Image translation work (such as comic localization) can generally be summarized into the following two steps:
- Translating the text in the image into the corresponding content and recording the location of the translated text in the original image.
- After completing the translation, the original image needs to be processed by overlaying the translated text on top of the original text.
The staff leading these two steps are typically referred to as "translator" and "typographer," respectively. In larger translation organizations, there might also be specialized roles like "proofreader," "image retoucher," and "supervisor." These specialized positions generally fall under the two main categories, so the focus of discussion here is on these two roles. When the translation and typography work is done by the same person or by multiple people capable of performing both tasks, there is no communication gap. However, in most cases, translators are fewer, while those who can handle typography are in greater numbers. Due to limited time and energy, the usual arrangement is for translators to focus on translation, and those not suited for translation will handle typography. This difference in capabilities often leads to communication barriers. An obvious solution is for the translator to save the translated content in a separate text file and then package the original image and the translation file to send to the typographer. However, this approach has its own issue: the location information of the translated text relative to the original text cannot be preserved or conveyed. The typographer cannot determine where to place the text in the original image based solely on the original image and translation. Another approach is for the translator to modify the original image by writing or typing on it at the corresponding positions, and then send the modified file to the typographer for further work. However, this solution is also inconvenient. The translator's main work should focus on text processing rather than image editing. Modifying the original image requires specialized image editing software, not text processing software, leading to unnecessary overhead. Moreover, heavily covering the original image can cause visual fatigue and make it harder to read. Whether making the translation semi-transparent or the original image semi-transparent, both options affect visibility. To address these issues, this project was created.

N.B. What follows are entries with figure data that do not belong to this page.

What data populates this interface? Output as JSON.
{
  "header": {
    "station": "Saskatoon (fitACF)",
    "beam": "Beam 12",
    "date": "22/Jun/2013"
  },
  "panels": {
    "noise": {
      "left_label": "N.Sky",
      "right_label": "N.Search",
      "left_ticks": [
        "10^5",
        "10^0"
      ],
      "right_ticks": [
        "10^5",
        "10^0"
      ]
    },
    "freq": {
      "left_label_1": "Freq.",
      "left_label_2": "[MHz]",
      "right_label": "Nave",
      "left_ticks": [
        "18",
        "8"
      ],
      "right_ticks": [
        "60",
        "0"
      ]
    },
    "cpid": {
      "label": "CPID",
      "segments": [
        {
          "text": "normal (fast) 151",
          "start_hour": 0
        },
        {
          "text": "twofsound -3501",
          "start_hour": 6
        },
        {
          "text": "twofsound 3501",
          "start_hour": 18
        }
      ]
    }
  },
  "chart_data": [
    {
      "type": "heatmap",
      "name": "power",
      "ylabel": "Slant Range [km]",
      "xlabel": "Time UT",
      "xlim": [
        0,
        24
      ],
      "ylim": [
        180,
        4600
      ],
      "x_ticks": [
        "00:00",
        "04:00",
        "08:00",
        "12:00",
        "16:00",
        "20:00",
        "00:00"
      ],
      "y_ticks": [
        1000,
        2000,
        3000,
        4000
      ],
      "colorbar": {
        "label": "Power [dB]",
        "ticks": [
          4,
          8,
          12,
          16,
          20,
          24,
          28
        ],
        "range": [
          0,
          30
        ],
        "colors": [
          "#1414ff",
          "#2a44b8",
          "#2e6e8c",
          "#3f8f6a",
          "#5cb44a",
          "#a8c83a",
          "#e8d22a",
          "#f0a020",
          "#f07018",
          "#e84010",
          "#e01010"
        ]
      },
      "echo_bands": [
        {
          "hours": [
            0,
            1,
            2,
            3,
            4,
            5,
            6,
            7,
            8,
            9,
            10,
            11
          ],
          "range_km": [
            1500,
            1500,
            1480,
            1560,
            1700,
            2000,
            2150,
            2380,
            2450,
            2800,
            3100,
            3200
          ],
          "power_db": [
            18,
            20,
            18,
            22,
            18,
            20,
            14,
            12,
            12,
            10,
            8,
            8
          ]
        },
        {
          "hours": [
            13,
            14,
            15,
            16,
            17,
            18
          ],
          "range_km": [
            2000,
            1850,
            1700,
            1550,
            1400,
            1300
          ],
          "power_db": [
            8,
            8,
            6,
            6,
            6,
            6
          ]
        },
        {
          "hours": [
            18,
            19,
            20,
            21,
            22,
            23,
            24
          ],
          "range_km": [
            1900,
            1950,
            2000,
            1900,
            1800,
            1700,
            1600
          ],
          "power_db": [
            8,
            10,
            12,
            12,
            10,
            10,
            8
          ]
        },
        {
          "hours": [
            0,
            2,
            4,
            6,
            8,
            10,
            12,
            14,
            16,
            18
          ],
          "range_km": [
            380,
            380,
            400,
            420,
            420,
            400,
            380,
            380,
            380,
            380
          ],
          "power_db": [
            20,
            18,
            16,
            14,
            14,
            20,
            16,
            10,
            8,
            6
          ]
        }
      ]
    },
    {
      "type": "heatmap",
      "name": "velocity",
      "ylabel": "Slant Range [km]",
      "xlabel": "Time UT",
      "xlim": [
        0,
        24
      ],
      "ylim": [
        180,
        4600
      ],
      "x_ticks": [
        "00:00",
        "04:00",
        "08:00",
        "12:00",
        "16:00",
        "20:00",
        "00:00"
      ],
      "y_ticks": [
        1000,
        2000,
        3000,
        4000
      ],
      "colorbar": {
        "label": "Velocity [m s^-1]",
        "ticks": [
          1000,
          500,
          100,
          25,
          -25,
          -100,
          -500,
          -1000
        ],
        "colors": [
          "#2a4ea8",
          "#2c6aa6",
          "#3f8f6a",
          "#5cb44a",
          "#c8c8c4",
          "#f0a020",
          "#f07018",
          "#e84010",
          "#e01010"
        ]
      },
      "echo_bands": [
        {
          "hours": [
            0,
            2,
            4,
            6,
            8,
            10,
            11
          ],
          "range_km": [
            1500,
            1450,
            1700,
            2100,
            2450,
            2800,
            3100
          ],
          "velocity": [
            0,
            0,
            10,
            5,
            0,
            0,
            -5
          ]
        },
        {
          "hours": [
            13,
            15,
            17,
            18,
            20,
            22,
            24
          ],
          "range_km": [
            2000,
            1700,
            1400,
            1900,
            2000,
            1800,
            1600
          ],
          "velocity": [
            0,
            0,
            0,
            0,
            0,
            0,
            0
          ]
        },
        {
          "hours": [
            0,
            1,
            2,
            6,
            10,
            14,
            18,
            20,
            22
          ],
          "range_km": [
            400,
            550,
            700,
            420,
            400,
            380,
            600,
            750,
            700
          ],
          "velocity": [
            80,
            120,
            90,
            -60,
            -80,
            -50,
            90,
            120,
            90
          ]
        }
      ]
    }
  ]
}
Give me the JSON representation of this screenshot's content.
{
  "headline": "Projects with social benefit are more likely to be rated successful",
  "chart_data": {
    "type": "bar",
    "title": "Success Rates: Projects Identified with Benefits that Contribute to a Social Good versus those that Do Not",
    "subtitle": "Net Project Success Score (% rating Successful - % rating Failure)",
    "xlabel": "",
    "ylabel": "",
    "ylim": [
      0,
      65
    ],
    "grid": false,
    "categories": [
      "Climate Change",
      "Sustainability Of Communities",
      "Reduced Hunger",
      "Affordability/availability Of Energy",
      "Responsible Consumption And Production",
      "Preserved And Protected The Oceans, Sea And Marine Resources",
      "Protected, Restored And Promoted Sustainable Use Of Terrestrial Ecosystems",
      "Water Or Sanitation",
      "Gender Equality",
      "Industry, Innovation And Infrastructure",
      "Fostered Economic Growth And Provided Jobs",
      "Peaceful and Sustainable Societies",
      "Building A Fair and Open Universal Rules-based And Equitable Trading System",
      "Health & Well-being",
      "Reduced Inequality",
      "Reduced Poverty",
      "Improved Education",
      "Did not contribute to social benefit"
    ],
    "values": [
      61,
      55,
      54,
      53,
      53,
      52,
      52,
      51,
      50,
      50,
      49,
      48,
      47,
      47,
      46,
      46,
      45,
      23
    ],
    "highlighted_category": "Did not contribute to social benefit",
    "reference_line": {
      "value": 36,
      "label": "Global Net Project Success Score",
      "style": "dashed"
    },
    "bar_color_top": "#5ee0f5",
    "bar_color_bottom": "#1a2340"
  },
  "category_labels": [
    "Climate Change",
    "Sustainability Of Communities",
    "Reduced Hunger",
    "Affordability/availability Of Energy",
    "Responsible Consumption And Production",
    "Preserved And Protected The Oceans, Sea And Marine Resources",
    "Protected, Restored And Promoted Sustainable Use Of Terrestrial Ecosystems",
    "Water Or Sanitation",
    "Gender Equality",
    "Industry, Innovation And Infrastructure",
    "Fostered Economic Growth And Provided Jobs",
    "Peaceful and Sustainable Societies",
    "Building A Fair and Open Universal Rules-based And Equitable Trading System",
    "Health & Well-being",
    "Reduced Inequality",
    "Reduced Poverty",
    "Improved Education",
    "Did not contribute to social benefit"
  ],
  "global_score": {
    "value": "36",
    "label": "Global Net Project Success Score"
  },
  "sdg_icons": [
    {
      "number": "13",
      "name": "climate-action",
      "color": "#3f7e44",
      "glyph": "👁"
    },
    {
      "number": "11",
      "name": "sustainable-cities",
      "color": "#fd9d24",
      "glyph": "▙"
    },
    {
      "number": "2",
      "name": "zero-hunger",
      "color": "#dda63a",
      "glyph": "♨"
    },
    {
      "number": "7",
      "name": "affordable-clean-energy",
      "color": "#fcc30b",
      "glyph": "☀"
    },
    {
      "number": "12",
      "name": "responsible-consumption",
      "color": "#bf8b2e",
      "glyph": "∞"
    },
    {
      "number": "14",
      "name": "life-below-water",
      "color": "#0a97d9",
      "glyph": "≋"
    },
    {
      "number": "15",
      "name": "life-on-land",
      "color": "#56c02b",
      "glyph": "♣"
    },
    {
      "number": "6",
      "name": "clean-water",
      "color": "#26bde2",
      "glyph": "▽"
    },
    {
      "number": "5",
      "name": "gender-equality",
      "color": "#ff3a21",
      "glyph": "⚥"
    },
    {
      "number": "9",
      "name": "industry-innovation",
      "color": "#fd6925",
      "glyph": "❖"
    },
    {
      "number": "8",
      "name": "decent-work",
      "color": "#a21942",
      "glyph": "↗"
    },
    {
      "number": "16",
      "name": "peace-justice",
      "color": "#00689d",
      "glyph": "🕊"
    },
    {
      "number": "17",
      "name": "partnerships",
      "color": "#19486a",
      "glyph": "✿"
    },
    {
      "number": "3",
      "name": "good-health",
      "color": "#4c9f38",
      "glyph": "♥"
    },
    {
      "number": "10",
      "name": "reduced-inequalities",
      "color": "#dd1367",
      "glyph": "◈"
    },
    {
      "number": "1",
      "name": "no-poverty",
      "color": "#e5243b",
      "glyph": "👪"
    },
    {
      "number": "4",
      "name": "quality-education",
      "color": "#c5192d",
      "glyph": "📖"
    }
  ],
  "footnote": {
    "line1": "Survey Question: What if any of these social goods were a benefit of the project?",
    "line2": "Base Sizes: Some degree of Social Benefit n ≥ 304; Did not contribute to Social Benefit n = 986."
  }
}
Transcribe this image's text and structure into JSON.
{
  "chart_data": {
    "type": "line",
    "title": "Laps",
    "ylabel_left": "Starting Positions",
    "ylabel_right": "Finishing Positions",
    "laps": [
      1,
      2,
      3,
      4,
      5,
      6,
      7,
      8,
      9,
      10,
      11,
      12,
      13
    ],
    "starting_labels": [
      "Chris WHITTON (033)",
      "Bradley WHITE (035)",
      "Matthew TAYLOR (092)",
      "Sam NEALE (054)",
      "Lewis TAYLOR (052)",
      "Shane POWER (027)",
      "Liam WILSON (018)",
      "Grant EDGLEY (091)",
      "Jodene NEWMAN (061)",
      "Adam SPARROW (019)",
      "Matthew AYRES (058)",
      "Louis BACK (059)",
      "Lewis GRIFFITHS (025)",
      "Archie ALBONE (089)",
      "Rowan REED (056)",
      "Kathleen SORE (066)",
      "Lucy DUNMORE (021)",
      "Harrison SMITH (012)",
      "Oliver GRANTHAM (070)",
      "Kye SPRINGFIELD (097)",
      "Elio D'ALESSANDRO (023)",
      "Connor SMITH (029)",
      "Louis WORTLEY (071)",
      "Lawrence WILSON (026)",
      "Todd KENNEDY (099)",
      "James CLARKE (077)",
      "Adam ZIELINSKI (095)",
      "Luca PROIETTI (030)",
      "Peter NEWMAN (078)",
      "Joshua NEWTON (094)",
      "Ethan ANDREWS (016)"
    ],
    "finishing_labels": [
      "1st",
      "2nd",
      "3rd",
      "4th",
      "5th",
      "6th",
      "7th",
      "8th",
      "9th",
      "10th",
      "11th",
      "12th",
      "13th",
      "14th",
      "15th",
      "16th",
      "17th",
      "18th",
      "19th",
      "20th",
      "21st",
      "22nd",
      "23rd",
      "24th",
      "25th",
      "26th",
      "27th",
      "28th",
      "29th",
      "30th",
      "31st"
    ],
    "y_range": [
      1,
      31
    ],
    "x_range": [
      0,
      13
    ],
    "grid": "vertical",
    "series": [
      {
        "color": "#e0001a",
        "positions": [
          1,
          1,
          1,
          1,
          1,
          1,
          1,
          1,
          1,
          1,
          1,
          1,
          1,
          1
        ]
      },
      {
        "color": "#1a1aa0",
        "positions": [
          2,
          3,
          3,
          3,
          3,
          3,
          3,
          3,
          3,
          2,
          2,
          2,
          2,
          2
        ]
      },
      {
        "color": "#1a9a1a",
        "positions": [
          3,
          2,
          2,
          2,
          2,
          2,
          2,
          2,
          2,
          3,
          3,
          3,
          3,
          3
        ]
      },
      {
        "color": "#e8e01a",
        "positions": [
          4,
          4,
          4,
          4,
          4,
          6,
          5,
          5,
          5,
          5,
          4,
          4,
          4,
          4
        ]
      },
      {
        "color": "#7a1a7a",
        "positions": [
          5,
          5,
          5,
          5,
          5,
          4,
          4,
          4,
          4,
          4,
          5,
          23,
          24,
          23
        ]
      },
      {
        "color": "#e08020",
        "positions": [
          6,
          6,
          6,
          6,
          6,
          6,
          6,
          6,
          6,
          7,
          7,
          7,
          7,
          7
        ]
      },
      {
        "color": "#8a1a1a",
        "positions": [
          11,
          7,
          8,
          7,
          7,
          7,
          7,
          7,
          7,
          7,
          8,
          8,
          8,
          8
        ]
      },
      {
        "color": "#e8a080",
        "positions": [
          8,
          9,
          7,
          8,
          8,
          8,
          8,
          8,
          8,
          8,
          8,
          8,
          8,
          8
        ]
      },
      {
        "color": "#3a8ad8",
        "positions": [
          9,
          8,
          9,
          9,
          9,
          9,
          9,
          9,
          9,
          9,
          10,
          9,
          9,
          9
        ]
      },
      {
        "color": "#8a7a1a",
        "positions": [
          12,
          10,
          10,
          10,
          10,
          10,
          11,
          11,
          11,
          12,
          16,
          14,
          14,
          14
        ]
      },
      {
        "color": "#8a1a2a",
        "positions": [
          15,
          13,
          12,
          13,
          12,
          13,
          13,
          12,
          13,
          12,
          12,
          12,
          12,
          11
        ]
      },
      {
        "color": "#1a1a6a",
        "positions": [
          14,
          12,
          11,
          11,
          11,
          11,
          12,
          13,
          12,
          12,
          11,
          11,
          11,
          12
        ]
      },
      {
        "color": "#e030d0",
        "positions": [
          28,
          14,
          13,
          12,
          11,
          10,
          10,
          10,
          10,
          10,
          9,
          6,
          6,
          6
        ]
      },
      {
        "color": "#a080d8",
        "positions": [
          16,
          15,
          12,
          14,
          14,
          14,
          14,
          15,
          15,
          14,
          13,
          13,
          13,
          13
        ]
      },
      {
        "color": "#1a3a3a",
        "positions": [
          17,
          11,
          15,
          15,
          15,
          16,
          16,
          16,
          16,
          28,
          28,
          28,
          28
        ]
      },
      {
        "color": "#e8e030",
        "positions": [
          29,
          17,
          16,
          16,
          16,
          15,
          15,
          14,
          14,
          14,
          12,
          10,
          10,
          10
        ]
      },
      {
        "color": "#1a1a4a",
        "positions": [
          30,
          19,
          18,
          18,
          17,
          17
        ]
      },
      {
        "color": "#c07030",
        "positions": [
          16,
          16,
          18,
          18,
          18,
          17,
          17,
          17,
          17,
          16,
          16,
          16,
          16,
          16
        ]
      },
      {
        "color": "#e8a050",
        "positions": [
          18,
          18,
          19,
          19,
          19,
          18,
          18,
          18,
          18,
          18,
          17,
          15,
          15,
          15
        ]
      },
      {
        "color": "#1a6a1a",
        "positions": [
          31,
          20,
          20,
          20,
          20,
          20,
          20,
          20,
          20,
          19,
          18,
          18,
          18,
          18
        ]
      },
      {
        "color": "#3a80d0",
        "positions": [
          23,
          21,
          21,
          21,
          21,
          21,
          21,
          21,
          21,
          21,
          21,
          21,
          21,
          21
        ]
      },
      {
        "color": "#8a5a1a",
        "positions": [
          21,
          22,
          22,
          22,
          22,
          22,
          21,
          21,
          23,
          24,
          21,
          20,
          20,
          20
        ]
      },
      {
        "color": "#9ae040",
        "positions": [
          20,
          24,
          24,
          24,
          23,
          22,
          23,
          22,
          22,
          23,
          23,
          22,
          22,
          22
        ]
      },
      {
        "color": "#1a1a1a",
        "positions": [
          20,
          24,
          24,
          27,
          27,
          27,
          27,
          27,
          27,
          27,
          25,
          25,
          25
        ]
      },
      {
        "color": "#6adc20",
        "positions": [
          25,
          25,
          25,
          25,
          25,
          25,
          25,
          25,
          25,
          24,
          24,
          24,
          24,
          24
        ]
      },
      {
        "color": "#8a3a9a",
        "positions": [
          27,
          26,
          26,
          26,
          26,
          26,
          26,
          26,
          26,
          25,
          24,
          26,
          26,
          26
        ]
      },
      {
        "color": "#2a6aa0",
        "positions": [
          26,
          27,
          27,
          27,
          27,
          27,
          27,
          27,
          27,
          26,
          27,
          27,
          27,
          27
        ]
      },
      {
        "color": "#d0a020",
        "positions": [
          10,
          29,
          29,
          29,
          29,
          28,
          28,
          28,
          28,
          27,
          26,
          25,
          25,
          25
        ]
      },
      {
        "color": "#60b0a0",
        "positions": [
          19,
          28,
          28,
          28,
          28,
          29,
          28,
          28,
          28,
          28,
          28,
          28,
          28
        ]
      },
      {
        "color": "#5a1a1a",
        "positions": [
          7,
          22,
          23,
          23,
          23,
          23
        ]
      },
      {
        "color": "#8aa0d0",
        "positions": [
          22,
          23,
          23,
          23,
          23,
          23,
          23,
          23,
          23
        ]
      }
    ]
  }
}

Cangyan offers a solution that packages both translated text and location information within image files, making it easier to transfer between different positions in the project. Additionally, to make translation and reading more convenient, the software provides a simple and intuitive interface. By marking the image, it ensures the inclusion of translation location information while maintaining readability.
This project follows the MIT license for open-sourcing the source code. We welcome suggestions or contributions to the development of this project.